For members with contracts without primary coverage criteria, the use of a unicondylar interpositional spacer as treatment for unicompartmental arthritis is investigational. Investigational services are specific contract exclusions in most member benefit certificates of coverage.

A search of the literature failed to identify any articles in the published peer-reviewed literature regarding the use of a cobalt alloy interpositional arthroplasty device. Several case series of other interpositional devices were identified in literature published in the 1980s.  These case series are inadequate to permit scientific conclusions regarding the role of interpositional arthroplasty devices as alternatives of osteotomy, unicompartmental arthroplasty, and total knee arthroplasty.
2008 Update
A search of the MEDLINE database for the period of February 2007 through March 2008 identified one prospective study of 18 consecutive patients with isolated medial compartment osteoarthritis who provided informed consent for insertion of a Unispacer knee implant. Seventeen patients (94%) reported persistent symptoms between 3 and 6 months after surgery. (Bailie et al, 2008)  At an average 17 month follow-up (3 to 26 months range), 12 (67%) patients had required further interventions, and 8 (44%) were classified as implant failures. The authors described these results as “disappointing”. While current data indicate that the unicondylar interpositional spacer does not improve the net health outcome, this technology is in an early stage of research and development.
2013 Update
A search of the MEDLINE database through August 2013 did not reveal any new literature that would prompt a change in the coverage statement.
2014 Update
A literature search using the MEDLINE database through September 2014 did not reveal any new information that would prompt a change in the coverage statement.
2015 Update
A literature search conducted through September 2015 did not reveal any new information that would prompt a change in the coverage statement.
2016 Update
A literature search conducted through September 2016 did not reveal any new information that would prompt a change in the coverage statement.
2018 Update
A literature search was conducted through September 2018.  There was no new information identified that would prompt a change in the coverage statement.   

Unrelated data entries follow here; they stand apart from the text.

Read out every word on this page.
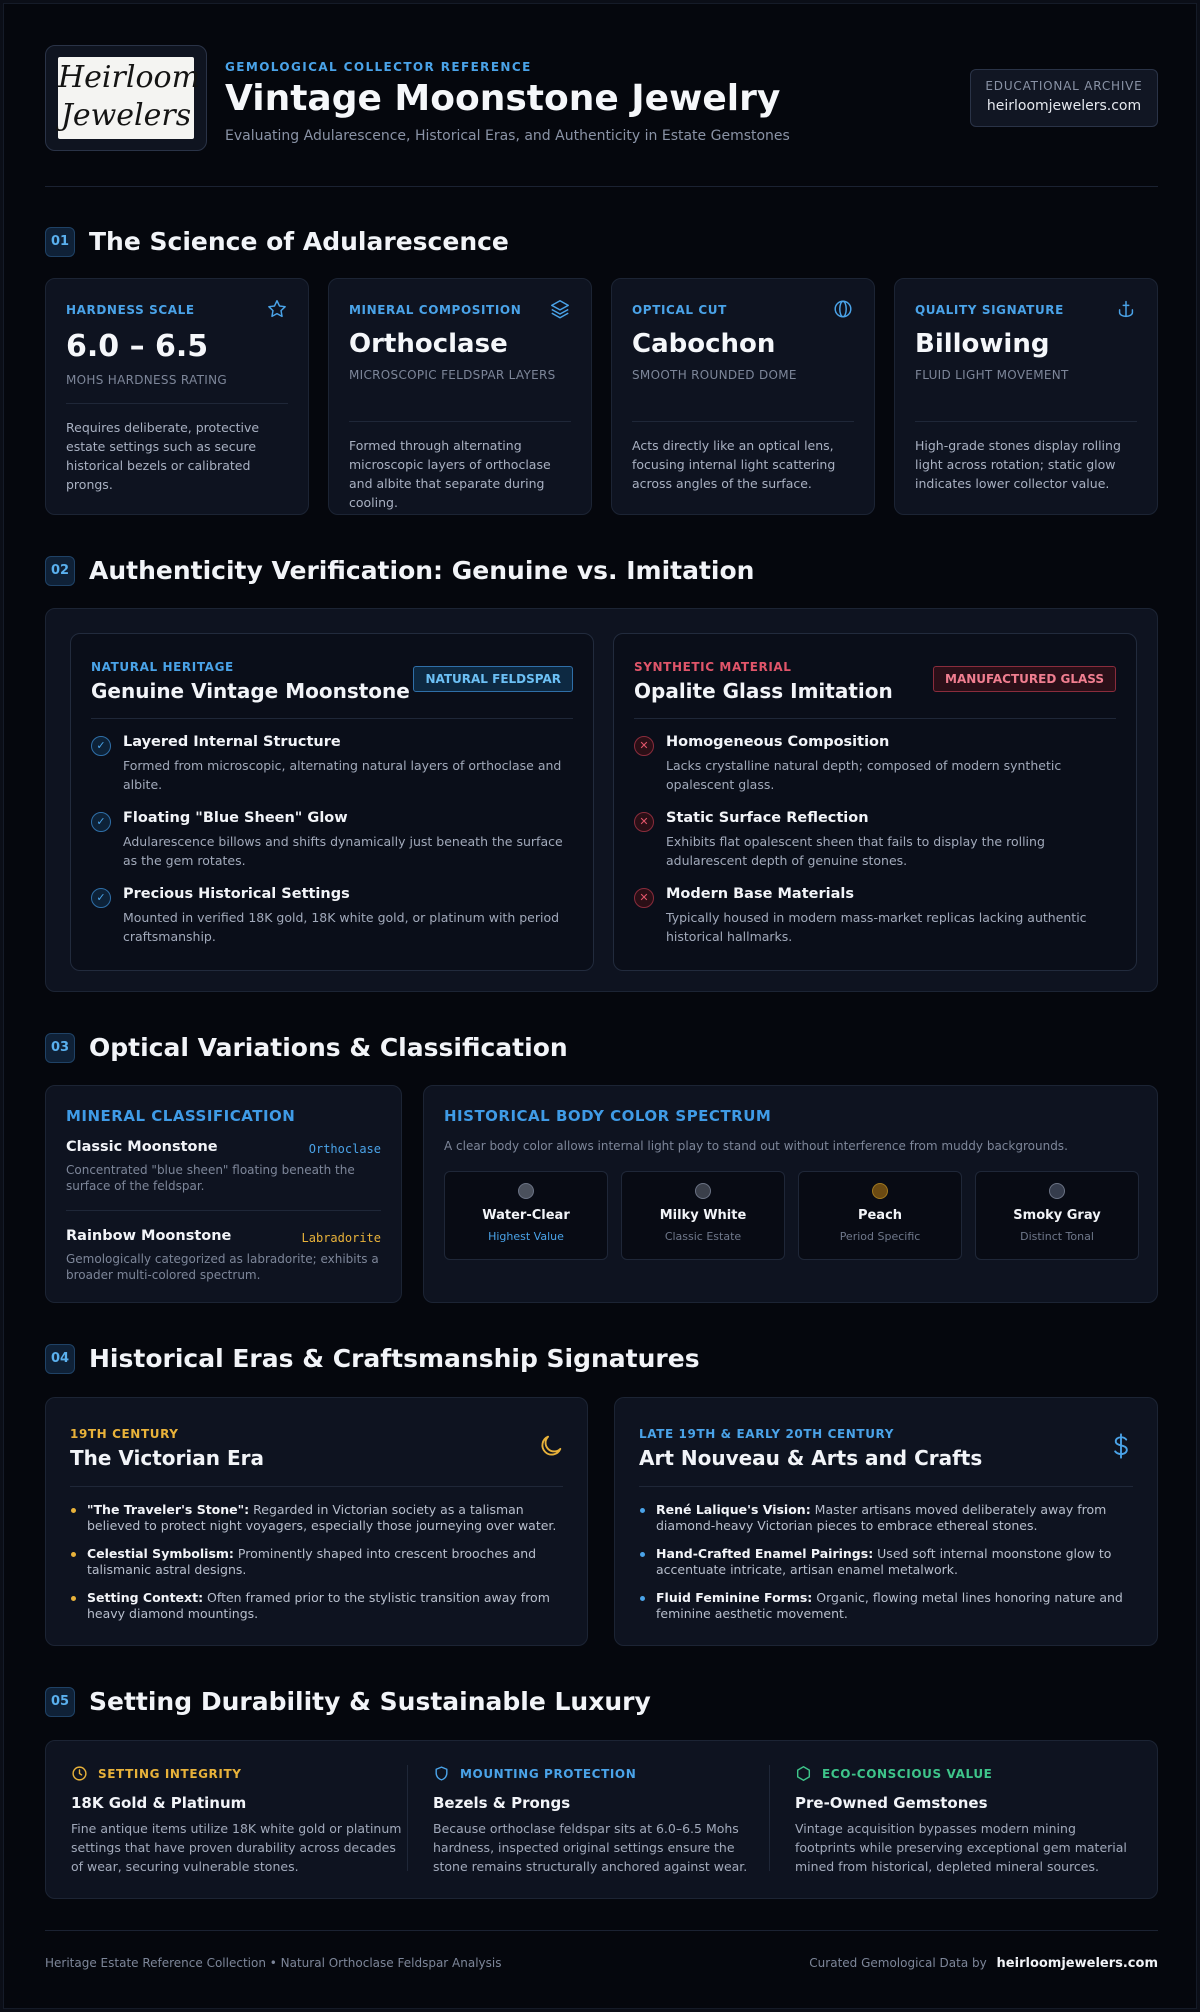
Heirloom
Jewelers
GEMOLOGICAL COLLECTOR REFERENCE
Vintage Moonstone Jewelry
Evaluating Adularescence, Historical Eras, and Authenticity in Estate Gemstones
EDUCATIONAL ARCHIVE
heirloomjewelers.com
01 The Science of Adularescence
HARDNESS SCALE
6.0 – 6.5
MOHS HARDNESS RATING
Requires deliberate, protective estate settings such as secure historical bezels or calibrated prongs.
MINERAL COMPOSITION
Orthoclase
MICROSCOPIC FELDSPAR LAYERS
Formed through alternating microscopic layers of orthoclase and albite that separate during cooling.
OPTICAL CUT
Cabochon
SMOOTH ROUNDED DOME
Acts directly like an optical lens, focusing internal light scattering across angles of the surface.
QUALITY SIGNATURE
Billowing
FLUID LIGHT MOVEMENT
High-grade stones display rolling light across rotation; static glow indicates lower collector value.
02 Authenticity Verification: Genuine vs. Imitation
NATURAL HERITAGE
Genuine Vintage Moonstone	NATURAL FELDSPAR
✓	Layered Internal Structure
Formed from microscopic, alternating natural layers of orthoclase and albite.
✓	Floating "Blue Sheen" Glow
Adularescence billows and shifts dynamically just beneath the surface as the gem rotates.
✓	Precious Historical Settings
Mounted in verified 18K gold, 18K white gold, or platinum with period craftsmanship.
SYNTHETIC MATERIAL
Opalite Glass Imitation	MANUFACTURED GLASS
✕	Homogeneous Composition
Lacks crystalline natural depth; composed of modern synthetic opalescent glass.
✕	Static Surface Reflection
Exhibits flat opalescent sheen that fails to display the rolling adularescent depth of genuine stones.
✕	Modern Base Materials
Typically housed in modern mass-market replicas lacking authentic historical hallmarks.
03 Optical Variations & Classification
MINERAL CLASSIFICATION
Classic Moonstone	Orthoclase
Concentrated "blue sheen" floating beneath the surface of the feldspar.
Rainbow Moonstone	Labradorite
Gemologically categorized as labradorite; exhibits a broader multi-colored spectrum.
HISTORICAL BODY COLOR SPECTRUM
A clear body color allows internal light play to stand out without interference from muddy backgrounds.
Water-Clear
Highest Value
Milky White
Classic Estate
Peach
Period Specific
Smoky Gray
Distinct Tonal
04 Historical Eras & Craftsmanship Signatures
19TH CENTURY
The Victorian Era
"The Traveler's Stone": Regarded in Victorian society as a talisman believed to protect night voyagers, especially those journeying over water.
Celestial Symbolism: Prominently shaped into crescent brooches and talismanic astral designs.
Setting Context: Often framed prior to the stylistic transition away from heavy diamond mountings.
LATE 19TH & EARLY 20TH CENTURY
Art Nouveau & Arts and Crafts
René Lalique's Vision: Master artisans moved deliberately away from diamond-heavy Victorian pieces to embrace ethereal stones.
Hand-Crafted Enamel Pairings: Used soft internal moonstone glow to accentuate intricate, artisan enamel metalwork.
Fluid Feminine Forms: Organic, flowing metal lines honoring nature and feminine aesthetic movement.
05 Setting Durability & Sustainable Luxury
SETTING INTEGRITY
18K Gold & Platinum
Fine antique items utilize 18K white gold or platinum settings that have proven durability across decades of wear, securing vulnerable stones.
MOUNTING PROTECTION
Bezels & Prongs
Because orthoclase feldspar sits at 6.0–6.5 Mohs hardness, inspected original settings ensure the stone remains structurally anchored against wear.
ECO-CONSCIOUS VALUE
Pre-Owned Gemstones
Vintage acquisition bypasses modern mining footprints while preserving exceptional gem material mined from historical, depleted mineral sources.
Heritage Estate Reference Collection • Natural Orthoclase Feldspar Analysis	Curated Gemological Data by heirloomjewelers.com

References: Bailie AG, Lewis PL, et al.(2008) The Unispacer knee implant: EARLY CLINICAL RESULTS. J Bone Joint Surg Br, 2008; 90-B:446-50.

Emerson RH, Potter T.(1985) The use of the McKeever metallic hemiarthroplasty for unicompartmental arthritis. J Bone Jt Surg Am 1985; 67:208-12.

Hallock RH, Fell BM.(2003) Unicompartmental tibial hemiarthroplasty: early results of the UniSpacer knee. Clin Orthop Relat Res, 2003; (416):154-63.

Scott RD, Joyce MU, Ewald FC, et al.(1985) McKeever metallic hemiarthroplasty of the knee in unicompartmental degenerative arthritis. Long-term clinical follow-up and current indications. J Bone Jt Surg Am 1985; 67:203-07.

Sisto DJ, Mitchell IL.(2005) UniSpacer arthroplasty of the knee. J Bone Joint Surg Am, 2005; 87:1706-11.

Group specific policy will supersede this policy when applicable. This policy does not apply to the Wal-Mart Associates Group Health Plan participants or to the Tyson Group Health Plan participants.